Swif’s Windows Guest Account Policy controls whether the built‑in Windows guest account can be used to log on to a device. Disabling guest logon prevents anonymous or shared access, reduces the risk of unauthorized use, and helps you meet security and compliance requirements (for example, LOGIN‑1 / ACC‑1 controls that require disabling guest accounts).
What this policy does
When applied, this setting determines whether the Windows guest account is allowed to log on to the system.

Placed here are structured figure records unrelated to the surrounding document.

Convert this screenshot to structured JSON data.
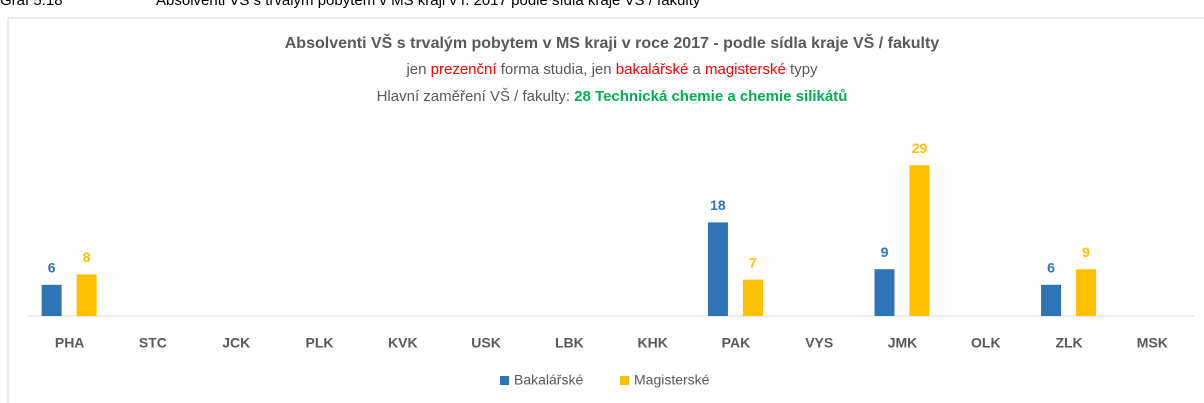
{
  "chart_data": {
    "type": "bar",
    "figure_label": "Graf 5.18",
    "figure_caption": "Absolventi VŠ s trvalým pobytem v MS kraji v r. 2017 podle sídla kraje VŠ / fakulty",
    "title": "Absolventi VŠ s trvalým pobytem v MS kraji v roce 2017 - podle sídla kraje VŠ / fakulty",
    "subtitle": [
      "jen",
      "prezenční",
      "forma studia, jen",
      "bakalářské",
      "a",
      "magisterské",
      "typy"
    ],
    "subtitle2": [
      "Hlavní zaměření VŠ / fakulty:",
      "28 Technická chemie a chemie silikátů"
    ],
    "categories": [
      "PHA",
      "STC",
      "JCK",
      "PLK",
      "KVK",
      "USK",
      "LBK",
      "KHK",
      "PAK",
      "VYS",
      "JMK",
      "OLK",
      "ZLK",
      "MSK"
    ],
    "series": [
      {
        "name": "Bakalářské",
        "color": "#2e75b6",
        "values": [
          6,
          null,
          null,
          null,
          null,
          null,
          null,
          null,
          18,
          null,
          9,
          null,
          6,
          null
        ]
      },
      {
        "name": "Magisterské",
        "color": "#ffc000",
        "values": [
          8,
          null,
          null,
          null,
          null,
          null,
          null,
          null,
          7,
          null,
          29,
          null,
          9,
          null
        ]
      }
    ],
    "ylim": [
      0,
      30
    ]
  }
}
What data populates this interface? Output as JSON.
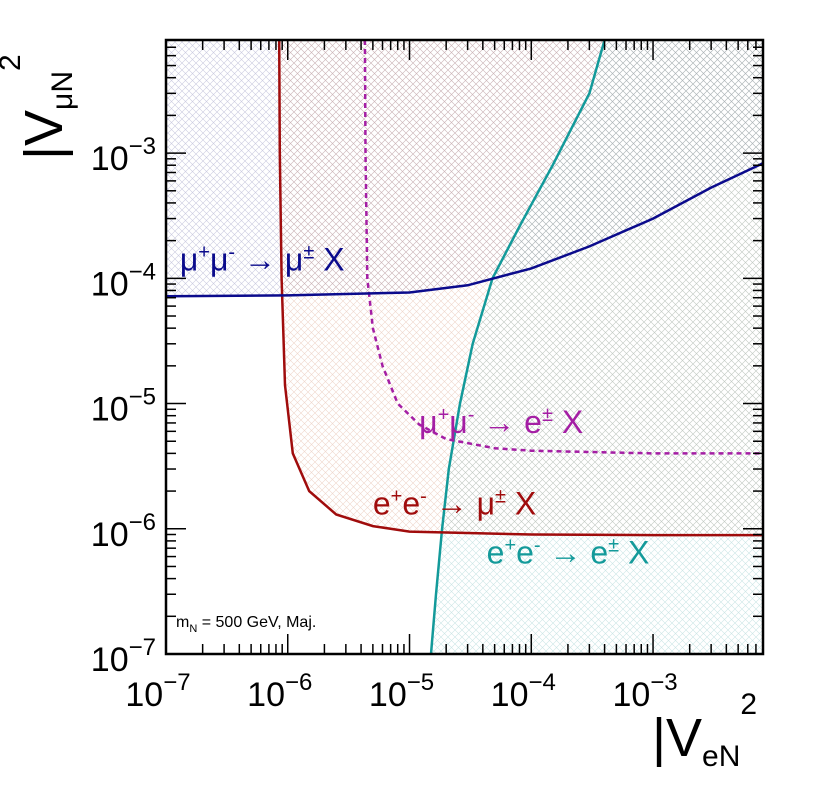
{
  "chart_data": {
    "type": "line",
    "xscale": "log",
    "yscale": "log",
    "xlim": [
      1e-07,
      0.008
    ],
    "ylim": [
      1e-07,
      0.008
    ],
    "xlabel": {
      "base": "|V",
      "sub": "eN",
      "sup": "2"
    },
    "ylabel": {
      "base": "|V",
      "sub": "μN",
      "sup": "2"
    },
    "xticks": [
      {
        "value": 1e-07,
        "mant": "10",
        "exp": "−7"
      },
      {
        "value": 1e-06,
        "mant": "10",
        "exp": "−6"
      },
      {
        "value": 1e-05,
        "mant": "10",
        "exp": "−5"
      },
      {
        "value": 0.0001,
        "mant": "10",
        "exp": "−4"
      },
      {
        "value": 0.001,
        "mant": "10",
        "exp": "−3"
      }
    ],
    "yticks": [
      {
        "value": 1e-07,
        "mant": "10",
        "exp": "−7"
      },
      {
        "value": 1e-06,
        "mant": "10",
        "exp": "−6"
      },
      {
        "value": 1e-05,
        "mant": "10",
        "exp": "−5"
      },
      {
        "value": 0.0001,
        "mant": "10",
        "exp": "−4"
      },
      {
        "value": 0.001,
        "mant": "10",
        "exp": "−3"
      }
    ],
    "annotation": {
      "m": "m",
      "sub": "N",
      "rest": " = 500 GeV, Maj."
    },
    "series": [
      {
        "name": "e+e- → e± X",
        "label_parts": [
          [
            "e",
            ""
          ],
          [
            "+",
            "sup"
          ],
          [
            "e",
            ""
          ],
          [
            "-",
            "sup"
          ],
          [
            " → e",
            ""
          ],
          [
            "±",
            "sup"
          ],
          [
            " X",
            ""
          ]
        ],
        "color": "#139a9a",
        "dash": false,
        "fill": "teal",
        "points": [
          [
            1.5e-05,
            1e-07
          ],
          [
            1.65e-05,
            3e-07
          ],
          [
            1.85e-05,
            1e-06
          ],
          [
            2.1e-05,
            3e-06
          ],
          [
            2.6e-05,
            1e-05
          ],
          [
            3.3e-05,
            3e-05
          ],
          [
            4.8e-05,
            0.0001
          ],
          [
            8e-05,
            0.00026
          ],
          [
            0.00015,
            0.0008
          ],
          [
            0.0003,
            0.003
          ],
          [
            0.0004,
            0.008
          ]
        ]
      },
      {
        "name": "e+e- → μ± X",
        "label_parts": [
          [
            "e",
            ""
          ],
          [
            "+",
            "sup"
          ],
          [
            "e",
            ""
          ],
          [
            "-",
            "sup"
          ],
          [
            " → μ",
            ""
          ],
          [
            "±",
            "sup"
          ],
          [
            " X",
            ""
          ]
        ],
        "color": "#a00c0c",
        "dash": false,
        "fill": "red",
        "points": [
          [
            8.5e-07,
            0.008
          ],
          [
            8.6e-07,
            0.001
          ],
          [
            8.9e-07,
            0.0001
          ],
          [
            9.5e-07,
            1.4e-05
          ],
          [
            1.1e-06,
            4e-06
          ],
          [
            1.5e-06,
            2e-06
          ],
          [
            2.5e-06,
            1.3e-06
          ],
          [
            5e-06,
            1.05e-06
          ],
          [
            1e-05,
            9.5e-07
          ],
          [
            0.0001,
            9e-07
          ],
          [
            0.001,
            8.9e-07
          ],
          [
            0.008,
            8.9e-07
          ]
        ]
      },
      {
        "name": "μ+μ- → e± X",
        "label_parts": [
          [
            "μ",
            ""
          ],
          [
            "+",
            "sup"
          ],
          [
            "μ",
            ""
          ],
          [
            "-",
            "sup"
          ],
          [
            " → e",
            ""
          ],
          [
            "±",
            "sup"
          ],
          [
            " X",
            ""
          ]
        ],
        "color": "#a41ea4",
        "dash": true,
        "fill": "none",
        "points": [
          [
            4.3e-06,
            0.008
          ],
          [
            4.35e-06,
            0.001
          ],
          [
            4.5e-06,
            0.0001
          ],
          [
            5e-06,
            4e-05
          ],
          [
            6e-06,
            2e-05
          ],
          [
            8e-06,
            1e-05
          ],
          [
            1.2e-05,
            6.8e-06
          ],
          [
            2e-05,
            5.2e-06
          ],
          [
            5e-05,
            4.4e-06
          ],
          [
            0.0001,
            4.2e-06
          ],
          [
            0.001,
            4e-06
          ],
          [
            0.008,
            4e-06
          ]
        ]
      },
      {
        "name": "μ+μ- → μ± X",
        "label_parts": [
          [
            "μ",
            ""
          ],
          [
            "+",
            "sup"
          ],
          [
            "μ",
            ""
          ],
          [
            "-",
            "sup"
          ],
          [
            " → μ",
            ""
          ],
          [
            "±",
            "sup"
          ],
          [
            " X",
            ""
          ]
        ],
        "color": "#0b0b8c",
        "dash": false,
        "fill": "blue",
        "points": [
          [
            1e-07,
            7.2e-05
          ],
          [
            1e-06,
            7.3e-05
          ],
          [
            1e-05,
            7.7e-05
          ],
          [
            3e-05,
            8.8e-05
          ],
          [
            0.0001,
            0.00012
          ],
          [
            0.0003,
            0.00018
          ],
          [
            0.001,
            0.0003
          ],
          [
            0.003,
            0.00053
          ],
          [
            0.008,
            0.00083
          ]
        ]
      }
    ],
    "labels": [
      {
        "series": 3,
        "x": 1.3e-07,
        "y": 0.000115
      },
      {
        "series": 2,
        "x": 1.2e-05,
        "y": 5.8e-06
      },
      {
        "series": 0,
        "x": 4.3e-05,
        "y": 5.3e-07
      },
      {
        "series": 1,
        "x": 5e-06,
        "y": 1.3e-06
      }
    ]
  }
}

In most environments, you should keep the guest account disabled.
1. What Does the Policy Do?
Guest Account Status (disableGuestAccount)
Field name (internal):
disableGuestAccountDisplay name (UI): Guest Account Status
Type: Integer (0 or 1)
Minimum OS: Windows 10+
This field controls whether the Windows guest account can be used to log on:
Disabled (guest account cannot log on) – value
0The Windows guest account is blocked from logging in.
This is the recommended setting for security and compliance.
Enabled (guest account can log on) – value
1The Windows guest account is allowed to log in.
This increases risk and is generally not recommended except for very specific use cases (e.g., tightly controlled kiosk scenarios).
Default behavior
By default, Swif sets this field to: Disabled (guest account cannot log on) (value: 0).
2. When Should You Use This Policy?
Use the Windows Guest Account Policy when you want to:
Enforce unique, named user accounts on every Windows device.
Disable guest login to align with internal security baselines and external frameworks (e.g., NIST, CIS, SOC 2, ISO 27001, HIPAA).
Meet Swif’s LOGIN‑1 recommendations, which call out:
Disabling guest account login.
Ensuring each device user has a unique account.
Avoiding shared/local admin or guest accounts.
This policy can be used on both BYOD and company‑owned Windows devices (Windows 10+).
3. Creating or Editing the Policy in Swif
Go to Policies
In the Swif Admin Console, navigate to:
Device Management → Policy.
Create or Edit a Policy
Click Create New Policy or edit an existing policy that includes the Windows guest account setting.
Choose the appropriate Windows policy profile that exposes Guest Account Status (e.g., within User Authorization Policy for Windows).
Configure Guest Account Status
Find Guest Account Status.
Select one of:
Disabled (guest account cannot log on) – recommended.
Enabled (guest account can log on) – only if you explicitly need guest access.
Assign to Devices
Click Continue to move to assignment.
Choose the Windows 10+ devices or device groups where you want to apply this setting.
Review your configuration and click Save (or Finish).
Swif will apply the policy at the next device check‑in.
4. Verifying the Policy on a Device
After the policy is pushed and devices have checked in:
On a device targeted by the policy:
Attempt to sign in using the Guest account or any configured guest session.
Expected behavior:
If Guest Account Status = Disabled (0):
The guest account cannot log on (login is blocked / unavailable).
If Guest Account Status = Enabled (1):
The guest account can log on (guest session is allowed).
Check Swif console / compliance view:
Use Swif’s dashboards, device details, or compliance center to confirm the device has:
Successfully received the policy.
Reported the guest account state as expected.
5. Troubleshooting & Tips
Devices did not update yet
Ensure the device is online and has the latest Swif Agent.
Policies apply at the next check‑in; you may need to wait a few minutes.
Guest login still appears
Confirm the correct policy is assigned to the device or group.
Verify Guest Account Status is set to:
Disabled (guest account cannot log on) for secure deployments.
If you previously allowed guest login via other tools (e.g., Intune, on‑device local changes), ensure those configurations are not overriding Swif’s setting.